It's a day for a walk in the woods around the quiet Hertfordshire village of Bramfield.
Bramfield is not really on the way to anywhere and is another of those places only reached by narrow, winding roads; though in this case I suspect that many of the people here work in London - or they did till present circumstances dictated that they work from home.
We were soon following sunken paths leading through ancient woodland - a magical place.
This strange deep cleft in the woodland floor goes by the name of Sally Rainbow's Dell. A few centuries back one Sally Rainbow lived in this out-of-the-way place and was reputed to be a witch. It's said that local farmers used to give her food so that she would refrain from casting spells on their crops and livestock. You might think that Rainbow is an unlikely surname, but there are still a few families of that name dotted around East Anglia.

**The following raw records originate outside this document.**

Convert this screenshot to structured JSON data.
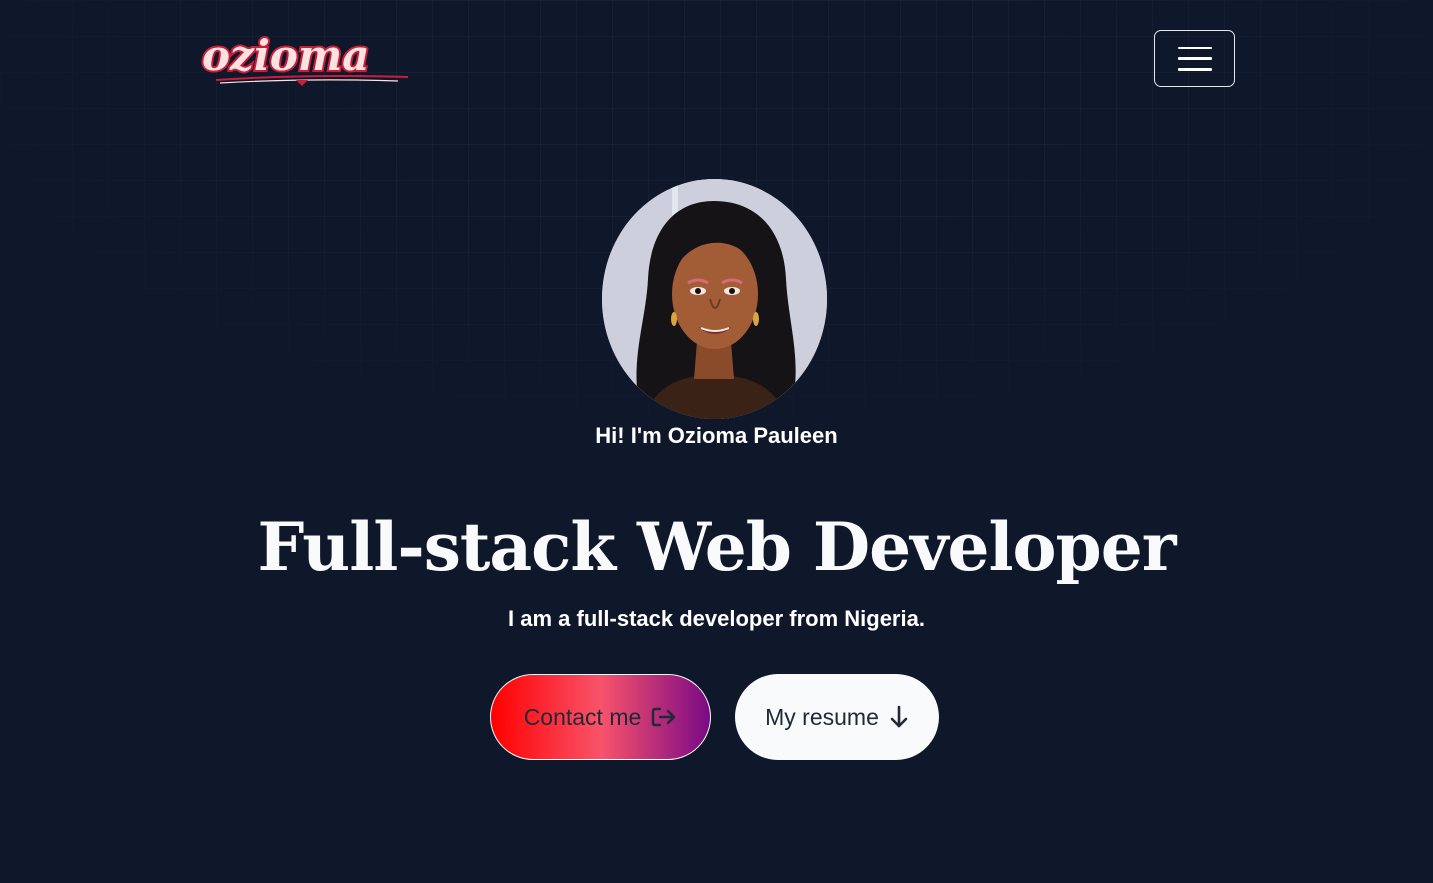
{
  "header": {
    "logo_text": "ozioma",
    "menu_icon": "hamburger-icon"
  },
  "hero": {
    "avatar_alt": "Ozioma Pauleen portrait",
    "greeting": "Hi! I'm Ozioma Pauleen",
    "headline": "Full-stack Web Developer",
    "subline": "I am a full-stack developer from Nigeria."
  },
  "actions": {
    "contact_label": "Contact me",
    "contact_icon": "sign-out-arrow-icon",
    "resume_label": "My resume",
    "resume_icon": "arrow-down-icon"
  },
  "colors": {
    "background": "#0f172a",
    "logo_fill": "#fde2e2",
    "logo_stroke": "#c81e3a",
    "contact_gradient_start": "#ff0000",
    "contact_gradient_mid": "#f8536a",
    "contact_gradient_end": "#7a0a86",
    "resume_bg": "#f8fafc"
  }
}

Autumn hasn't really got going just yet, but we did find one or two clusters of golden leaves lurking among the greenery, and being picked out by the late-September sunshine.

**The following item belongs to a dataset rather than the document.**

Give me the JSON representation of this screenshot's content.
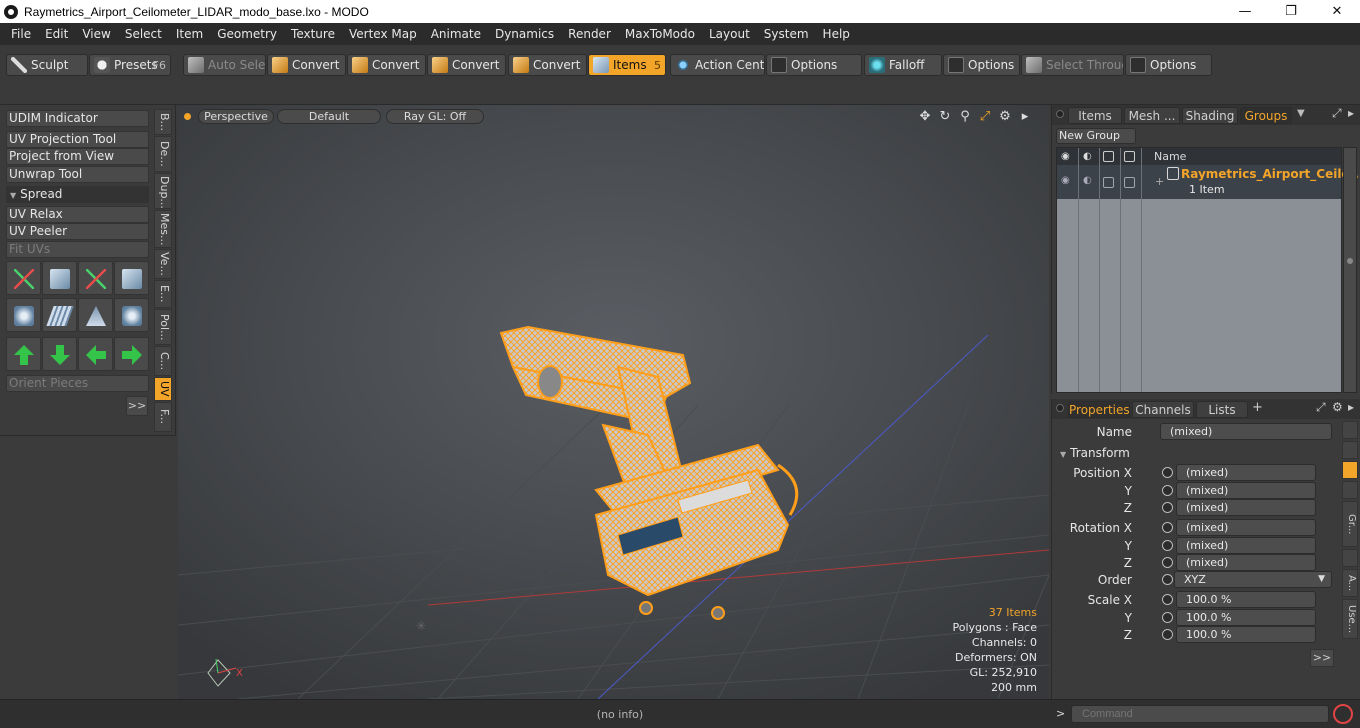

Then we were out in the open again, near to Great Gobions Farm. Gobion is an old Anglo-Saxon family name, so I presume it gets its name, directly or indirectly, from them.
The footpath runs between the farm buildings and right by the rather smart farmhouse.
We carried on through open country on quiet roads and tracks before diving back into the woodland once more.
The next few pictures are fairly self-explanatory so I'll tell you the true story of The Hertford Pie-Man, Walter Clibbon:
The thieves had their faces blackened with soot so that they could not be recognised. Anyone who put up a fight against them was murdered. It was soon realised that only those who had done particularly well were attacked and robbed; clearly the robbers had some kind of inside information.
In 1782 the gang attacked a farmer's son, very near to where we are now, as he made his way home. The young man wisely let them have the money and escaped with his life, fleeing to his uncle's house nearby. The young man, his uncle and a servant then went off to try to find the villains and a fight ensued on the road between Bramfield and Datchworth, during which the leader of the gang was shot and killed, causing his accomplices to run off.
The leader of the robbers was found to be Walter Clibbon, the pie-man who sold his wares at Hertford market and took the opportunity to overhear the conversations of the traders. He was buried at the side of the road where he died, and a stake was driven through his body to prevent his ghost from wandering the roads at night.
The original stake is long rotted away but a modern post has been erected in its place and has "Clibbon's Post" and the date "December 1782" carved on it. We drove up and down the road, after we'd completed our walk, in search of the post but didn't manage to find it - let alone any ghosts!
What we did see, albeit rather distantly, was the old house known as Queen Hoo, which is where the uncle in our story lived.
And so we wandered on, undisturbed by any highwaymen or footpads, through this grand piece of countryside, until we once more came within sight of Bramfield church. You can just make out its spire, between the foreground tree and the more distant poplar in the photo below.